En ese estado infesto, es cobarde la universidad porque se muestra incapaz (o no siente la imperiosa necesidad) de levantar la voz para denunciar las variadas e indignas atrocidades que hoy presenciamos con frustrante impotencia. Inmersa en lo políticamente correcto, la universidad actual enmudece y vegeta al tibio cobijo de la subvención y deslumbrada aún por el espejismo liberal de la mediocracia. No bulle su clamor autorizado e independiente, el pronunciamiento auténtico y desinteresado. Calla, se inhibe y poco más. Pronunciamientos fríos, arquetípicos, rebozados de racionalidad hueca y ñoñería folclórica. ¿Cómo es posible el silencio o la tibia reacción ante el pronunciamiento de un iluminado, que afirma que su decisión de ir a la guerra tuvo origen en una orden divina? ¿Cómo el testimonio mudo cuando tienen el descaro de decir hoy que los datos manejados para evaluar el potencial peligro eran erróneos? ¿Cómo puede aceptarse que den mayor cobertura y difusión a King Kong o a la aventura NASA que a la tortura y vejación de presos de guerra o a la destrucción de la cultura y la naturaleza en aplicación de ofensivas claramente imperialistas? ¿Cómo puede justificarse que el colectivo académico, sea universitario o no, aficionado o profesional, progresista o conservador, permanezca aún en silencio sin emitir su potente grito defendiendo la verdad ética, la verdad científica y los principios universales de la justicia y la cultura? ¿Qué espera el mundo universitario para que su clamor retumbe con energía y autenticidad ante el desastre humano y cultural que se está ocasionando, en defensa de no se sabe qué principios democráticos y económicos? ¿Cuál es el auténtico fin de la equívocamente llamada sociedad de la información y del conocimiento? ¿Es la búsqueda intencionada y dirigida, por no se sabe quién, de una malsana homogeneidad en nuestra conducta social? ¿Quién organiza y controla realmente la sociedad de la información que han tejido?

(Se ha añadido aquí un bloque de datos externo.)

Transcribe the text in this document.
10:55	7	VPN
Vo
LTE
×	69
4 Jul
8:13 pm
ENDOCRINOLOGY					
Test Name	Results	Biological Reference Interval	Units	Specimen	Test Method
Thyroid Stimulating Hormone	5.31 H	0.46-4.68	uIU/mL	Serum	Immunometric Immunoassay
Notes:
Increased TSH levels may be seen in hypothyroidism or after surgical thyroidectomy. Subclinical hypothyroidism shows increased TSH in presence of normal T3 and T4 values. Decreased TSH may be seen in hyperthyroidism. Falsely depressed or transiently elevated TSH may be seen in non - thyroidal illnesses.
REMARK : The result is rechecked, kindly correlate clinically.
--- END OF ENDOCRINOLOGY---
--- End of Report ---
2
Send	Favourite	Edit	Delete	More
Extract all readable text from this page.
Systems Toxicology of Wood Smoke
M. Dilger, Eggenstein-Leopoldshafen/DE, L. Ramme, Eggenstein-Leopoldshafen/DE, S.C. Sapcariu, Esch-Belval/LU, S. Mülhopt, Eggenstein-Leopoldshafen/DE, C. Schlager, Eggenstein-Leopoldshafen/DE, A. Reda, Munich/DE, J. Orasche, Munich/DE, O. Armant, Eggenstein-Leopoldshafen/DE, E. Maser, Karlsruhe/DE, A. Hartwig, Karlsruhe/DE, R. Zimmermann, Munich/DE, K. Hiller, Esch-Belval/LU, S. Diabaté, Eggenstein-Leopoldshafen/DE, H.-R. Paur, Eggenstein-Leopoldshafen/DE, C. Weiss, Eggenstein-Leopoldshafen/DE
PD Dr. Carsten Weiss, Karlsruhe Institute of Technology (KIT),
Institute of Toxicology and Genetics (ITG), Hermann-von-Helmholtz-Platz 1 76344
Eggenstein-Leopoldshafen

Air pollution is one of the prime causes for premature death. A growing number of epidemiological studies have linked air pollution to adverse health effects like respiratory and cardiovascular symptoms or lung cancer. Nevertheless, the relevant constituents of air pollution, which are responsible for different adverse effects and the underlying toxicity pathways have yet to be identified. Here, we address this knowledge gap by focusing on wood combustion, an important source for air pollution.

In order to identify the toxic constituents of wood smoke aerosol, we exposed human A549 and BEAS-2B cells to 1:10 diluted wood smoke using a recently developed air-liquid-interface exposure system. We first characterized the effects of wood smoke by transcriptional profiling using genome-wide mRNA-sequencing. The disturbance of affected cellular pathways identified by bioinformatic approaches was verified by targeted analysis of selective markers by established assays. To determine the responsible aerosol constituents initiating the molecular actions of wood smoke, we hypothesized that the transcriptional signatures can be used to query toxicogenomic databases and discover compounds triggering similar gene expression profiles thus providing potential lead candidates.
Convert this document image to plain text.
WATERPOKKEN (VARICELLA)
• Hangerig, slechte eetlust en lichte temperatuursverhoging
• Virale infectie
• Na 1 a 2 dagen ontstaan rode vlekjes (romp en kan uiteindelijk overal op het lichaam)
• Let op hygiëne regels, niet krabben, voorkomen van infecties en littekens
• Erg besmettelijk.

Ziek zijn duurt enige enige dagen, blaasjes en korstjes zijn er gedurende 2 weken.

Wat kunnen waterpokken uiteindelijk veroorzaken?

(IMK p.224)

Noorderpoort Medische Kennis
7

En verdad, no debemos resignarnos a asumir sin reservas esa globalización perversa, claramente alienante y acrítica. Ya es hora de que el mundo universitario despierte y se pronuncie unido sobre la situación preocupante en la que nuestra sociedad se encuentra, pues por lo que se ve no serán (como casi nunca lo han sido) los políticos profesionalizados de hoy los que sepan sacarnos de la sima. ¡A qué esperamos para desenmascarar el virus letal que nos invade y corroe, esa excusa fatal de lo políticamente correcto! No todo vale.